A synthetic dataset generated by David Coleman at RCA Laboratories in Princeton, N.J and used in the 1986 American Statistical Association JSM meeting as a data challenge for the Statistical Graphics Section.
data("Pollen")
A data frame with 3848 observations on the following 5 variables, representing ficticious measurements of grains of pollen.
ridge
along X, a numeric vector
nub
along y, a numeric vector
crack
along z, a numeric vector
weight
weight of pollen grain, a numeric vector
density
weight of pollen grain, a numeric vector
The first three variables are the lengths of geometric features observed sampled pollen grains - in the x, y, and z dimensions: a "ridge" along x, a "nub" in the y direction, and a "crack" in along the z dimension. The fourth variable is pollen grain weight, and the fifth is density.
In the description for the data challenge: "the data analyst is advised that there is more than one "feature" to these data. Each feature can be observed through various graphical techniques, but analytic methods, as well, can help "crack" the dataset."

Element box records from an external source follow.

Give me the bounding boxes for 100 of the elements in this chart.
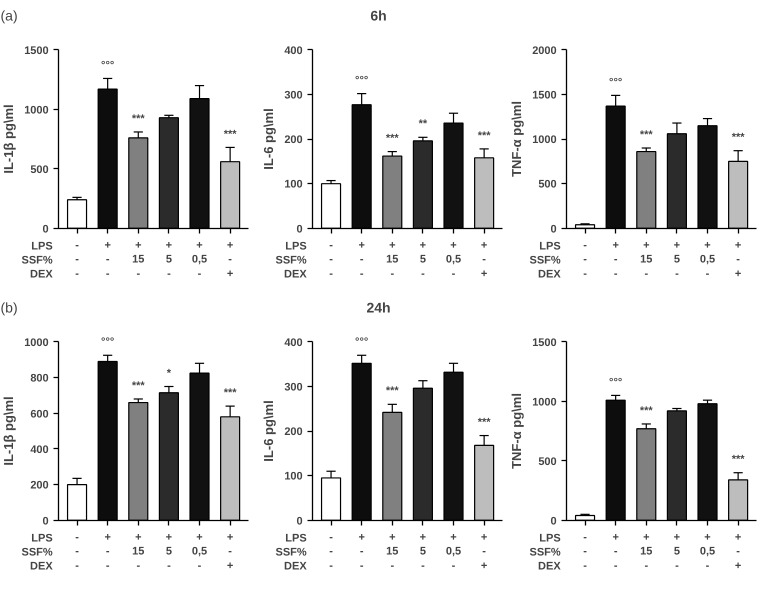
text: DEX [284,268,308,280]
data-label: °°° [101,59,114,72]
text: SSF% [276,254,307,266]
y-tick-label: 800 [30,372,49,385]
y-tick-label: 100 [284,178,303,191]
data-label: *** [732,132,746,144]
x-tick-label: + 15 - [132,531,144,572]
data-label: *** [478,130,492,142]
y-tick-label: 0 [42,515,49,528]
text: DEX [30,560,54,572]
text: SSF% [22,254,53,266]
y-tick-label: 100 [284,470,303,483]
chart-title: (b) [0,300,18,316]
text: DEX [538,268,562,280]
data-label: *** [732,454,746,466]
y-tick-label: 600 [30,408,49,420]
text: LPS [31,240,53,252]
y-tick-label: 1500 [532,336,557,349]
x-tick-label: + 0,5 - [446,239,462,280]
x-tick-label: - - - [75,239,80,280]
y-tick-label: 1500 [532,90,557,102]
text: LPS [285,240,307,252]
x-tick-label: - - - [583,239,588,280]
y-tick-label: 1000 [532,396,557,408]
x-tick-label: + - + [480,531,488,572]
y-tick-label: 1000 [24,104,49,116]
text: DEX [30,268,54,280]
text: SSF% [530,546,561,558]
data-label: * [166,367,172,380]
x-tick-label: + 15 - [386,531,398,572]
data-label: *** [386,132,400,144]
x-tick-label: + 5 - [166,239,172,280]
x-tick-label: + 0,5 - [700,531,716,572]
text: LPS [539,532,561,544]
x-tick-label: + 15 - [386,239,398,280]
text: DEX [538,560,562,572]
text: SSF% [276,546,307,558]
x-tick-label: + 5 - [674,239,680,280]
y-tick-label: 1000 [24,336,49,349]
y-axis-title: IL-1β pg\ml [1,396,16,466]
data-label: °°° [609,76,622,88]
x-tick-label: + 15 - [640,239,652,280]
x-tick-label: + - - [104,531,111,572]
data-label: *** [132,380,146,392]
y-tick-label: 0 [296,223,303,236]
data-label: *** [132,112,146,125]
x-tick-label: - - - [329,239,334,280]
y-tick-label: 500 [30,164,49,176]
y-axis-title: TNF-α pg\ml [509,393,524,469]
y-tick-label: 0 [550,223,557,236]
data-label: °°° [609,376,622,388]
y-tick-label: 1500 [24,44,49,57]
text: LPS [539,240,561,252]
y-tick-label: 300 [284,90,303,102]
y-tick-label: 500 [538,178,557,191]
text: LPS [285,532,307,544]
data-label: *** [640,128,654,141]
data-label: *** [224,128,238,140]
x-tick-label: + - - [358,531,365,572]
x-tick-label: + 5 - [674,531,680,572]
y-axis-title: IL-6 pg\ml [261,108,276,170]
x-tick-label: + 0,5 - [700,239,716,280]
y-tick-label: 500 [538,456,557,468]
text: LPS [31,532,53,544]
y-tick-label: 300 [284,382,303,394]
x-tick-label: + - - [358,239,365,280]
x-tick-label: + - + [734,239,742,280]
chart-title: (a) [0,8,18,24]
y-tick-label: 0 [550,515,557,528]
chart-title: 24h [366,300,391,316]
x-tick-label: - - - [583,531,588,572]
text: DEX [284,560,308,572]
x-tick-label: + 15 - [640,531,652,572]
data-label: °°° [101,336,114,348]
y-tick-label: 400 [30,444,49,456]
data-label: °°° [355,336,368,348]
y-axis-title: TNF-α pg\ml [509,101,524,177]
data-label: *** [386,385,400,398]
x-tick-label: + - - [612,239,619,280]
x-tick-label: + - - [104,239,111,280]
x-tick-label: + 15 - [132,239,144,280]
data-label: *** [640,404,654,417]
text: SSF% [22,546,53,558]
data-label: *** [224,386,238,399]
chart-title: 6h [370,8,387,24]
data-label: °°° [355,74,368,86]
x-tick-label: + 5 - [420,239,426,280]
y-tick-label: 200 [30,480,49,492]
x-tick-label: + - + [734,531,742,572]
y-tick-label: 400 [284,44,303,57]
x-tick-label: + - + [226,239,234,280]
y-tick-label: 200 [284,134,303,146]
y-tick-label: 200 [284,426,303,438]
y-tick-label: 1000 [532,134,557,146]
x-tick-label: + - + [226,531,234,572]
x-tick-label: + 5 - [166,531,172,572]
x-tick-label: - - - [75,531,80,572]
y-tick-label: 0 [296,515,303,528]
x-tick-label: + - - [612,531,619,572]
y-axis-title: IL-1β pg\ml [1,104,16,174]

There were several features embedded in this dataset: clusters of points, 5D ellipsoidal voids with no points, and finally, a collection of points which spelled out "EUREKA".
Papers by Becker et al. (1986) and Slomka (1986) describe their work on this problem.
Yihui Xie used this data as an illustration of the animate package, using rgl to zoom in on the magic word. See the video on https://vimeo.com/1982725.
Becker, R.A., Denby, L., McGill, R., and Wilks, A. (1986). Datacryptanalysis: A Case Study. Proceedings of the Section on Statistical Graphics, 92-97.
Slomka, M. (1986). The Analysis of a Synthetic Data Set. Proceedings of the Section on Statistical Graphics, 113-116.